Design and Control of a Knee Exoskeleton with Multiple Actuators

Abstract

This thesis presents the design, modelling and control of a knee exoskeleton aimed at assisting individuals with knee disorders during stand-to-sit-to-stand (STS) motions. The knee exoskeleton is developed by a four-bar mechanism actuated by a linear actuator and is controlled using electromyography (EMG) sensors to detect the user's muscle signals. The system is designed to provide the required knee joint torque and range of motion necessary for smooth transitions between standing and sitting postures. Through detailed simulations, it is demonstrated that the exoskeleton achieves the desired angle of thigh rotation and reduces user effort during STS motions. A comparative study between linear and rotary actuators reveals that both can provide adequate assistance at the knee joint, with the rotary actuator delivering a higher torque output. This feature allows the exoskeleton to be powered by either or by the actuator depending on the user's needs. To address reliability concerns, the exoskeleton incorporates a fault-tolerant control system using a fault detection, isolation and reconfiguration (FDI) technique. This system enables the exoskeleton to continue functioning even if one of the actuators experiences a fault, ensuring user safety and continuous operation. The design parameters of the knee exoskeleton are further optimized to enhance user comfort by maximizing the angle of thigh rotation during STS movements. The optimization is performed using the interior point method, implemented in MATLAB environment, to ensure optimal kinematic performance while maintaining mechanical feasibility. The bond graph technique is employed to model and simulate the system dynamics, offering an efficient framework for multi-domain system analysis and control. Experimental validations confirm the effectiveness of the knee exoskeleton in reducing user effort during STS transitions.
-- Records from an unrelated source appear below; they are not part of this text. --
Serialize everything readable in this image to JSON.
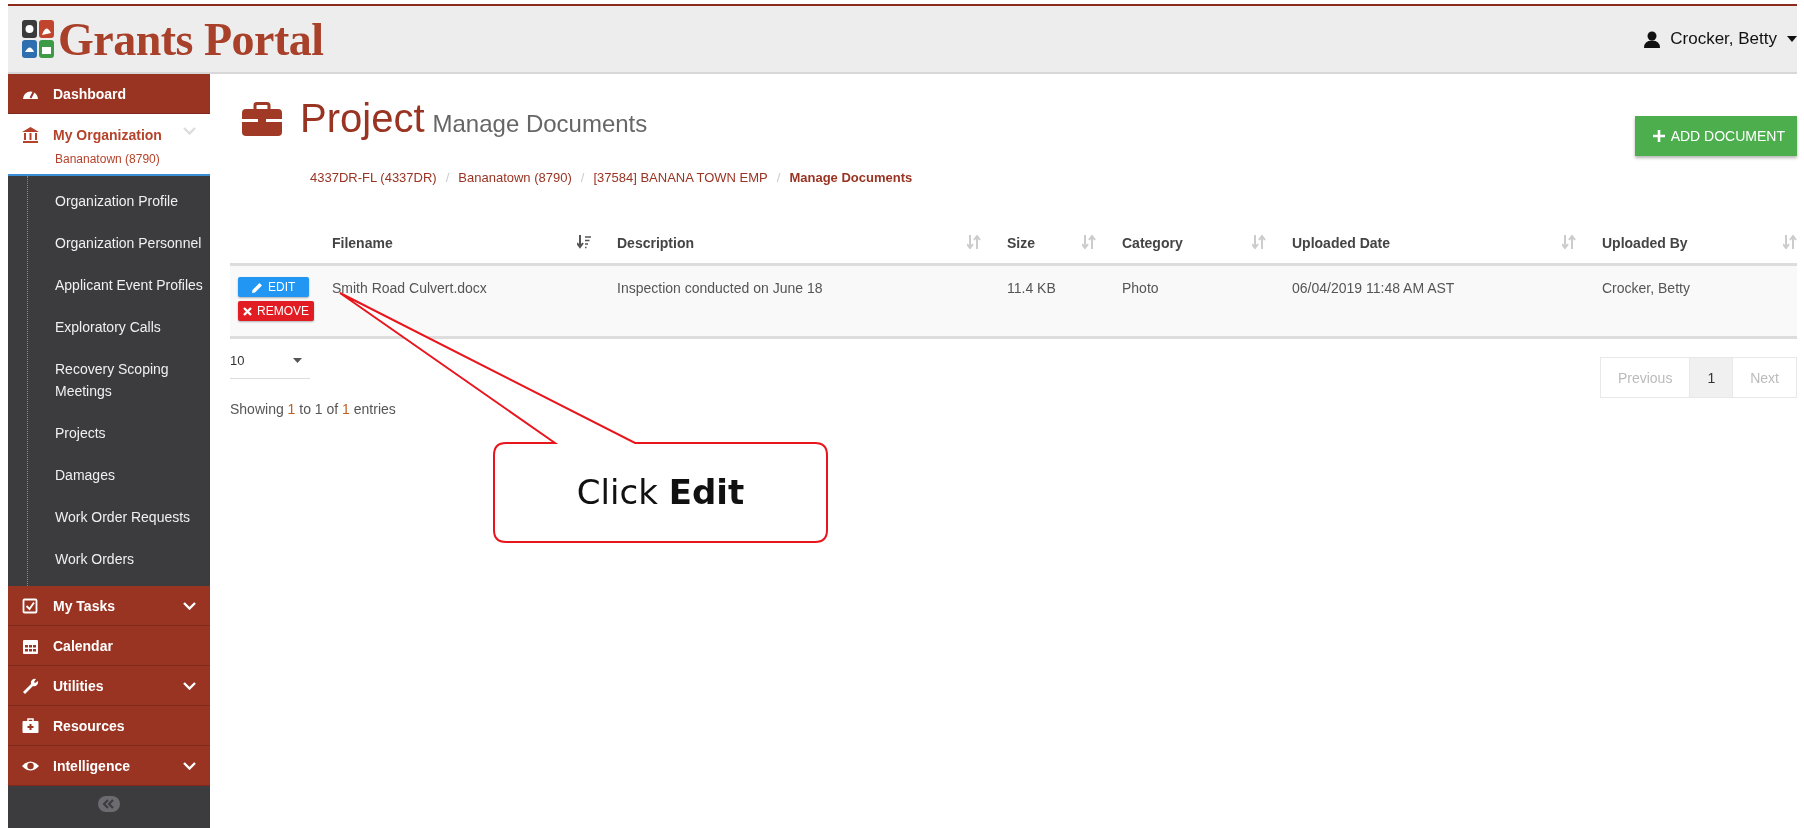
{
  "header": {
    "logo_text": "Grants Portal",
    "user": "Crocker, Betty"
  },
  "sidebar": {
    "items": [
      {
        "label": "Dashboard"
      },
      {
        "label": "My Organization",
        "sublabel": "Bananatown (8790)",
        "expanded": true,
        "children": [
          {
            "label": "Organization Profile"
          },
          {
            "label": "Organization Personnel"
          },
          {
            "label": "Applicant Event Profiles"
          },
          {
            "label": "Exploratory Calls"
          },
          {
            "label": "Recovery Scoping Meetings"
          },
          {
            "label": "Projects"
          },
          {
            "label": "Damages"
          },
          {
            "label": "Work Order Requests"
          },
          {
            "label": "Work Orders"
          }
        ]
      },
      {
        "label": "My Tasks",
        "expanded": false
      },
      {
        "label": "Calendar"
      },
      {
        "label": "Utilities",
        "expanded": false
      },
      {
        "label": "Resources"
      },
      {
        "label": "Intelligence",
        "expanded": false
      }
    ]
  },
  "page": {
    "title": "Project",
    "subtitle": "Manage Documents",
    "breadcrumb_separator": "/",
    "breadcrumbs": [
      {
        "label": "4337DR-FL (4337DR)",
        "current": false
      },
      {
        "label": "Bananatown (8790)",
        "current": false
      },
      {
        "label": "[37584] BANANA TOWN EMP",
        "current": false
      },
      {
        "label": "Manage Documents",
        "current": true
      }
    ],
    "add_button": "ADD DOCUMENT"
  },
  "table": {
    "columns": [
      {
        "label": "Filename",
        "sorted": true
      },
      {
        "label": "Description",
        "sorted": false
      },
      {
        "label": "Size",
        "sorted": false
      },
      {
        "label": "Category",
        "sorted": false
      },
      {
        "label": "Uploaded Date",
        "sorted": false
      },
      {
        "label": "Uploaded By",
        "sorted": false
      }
    ],
    "rows": [
      {
        "actions": [
          "EDIT",
          "REMOVE"
        ],
        "cells": [
          "Smith Road Culvert.docx",
          "Inspection conducted on June 18",
          "11.4 KB",
          "Photo",
          "06/04/2019 11:48 AM AST",
          "Crocker, Betty"
        ]
      }
    ],
    "page_length": "10",
    "info": "Showing *1* to 1 of *1* entries",
    "pagination": [
      {
        "label": "Previous",
        "selected": false
      },
      {
        "label": "1",
        "selected": true
      },
      {
        "label": "Next",
        "selected": false
      }
    ]
  },
  "callout": {
    "text": "Click **Edit**"
  }
}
The exoskeleton provides up to 60% of the external assistance required, significantly easing the burden on the user. This work contributes to the advancement of knee exoskeletons by providing a robust, fault-tolerant design that can be used in rehabilitation settings or by individuals with mobility impairments. The results of this research pave the way for future developments in assistive devices designed to enhance mobility and independence for users with knee disorders.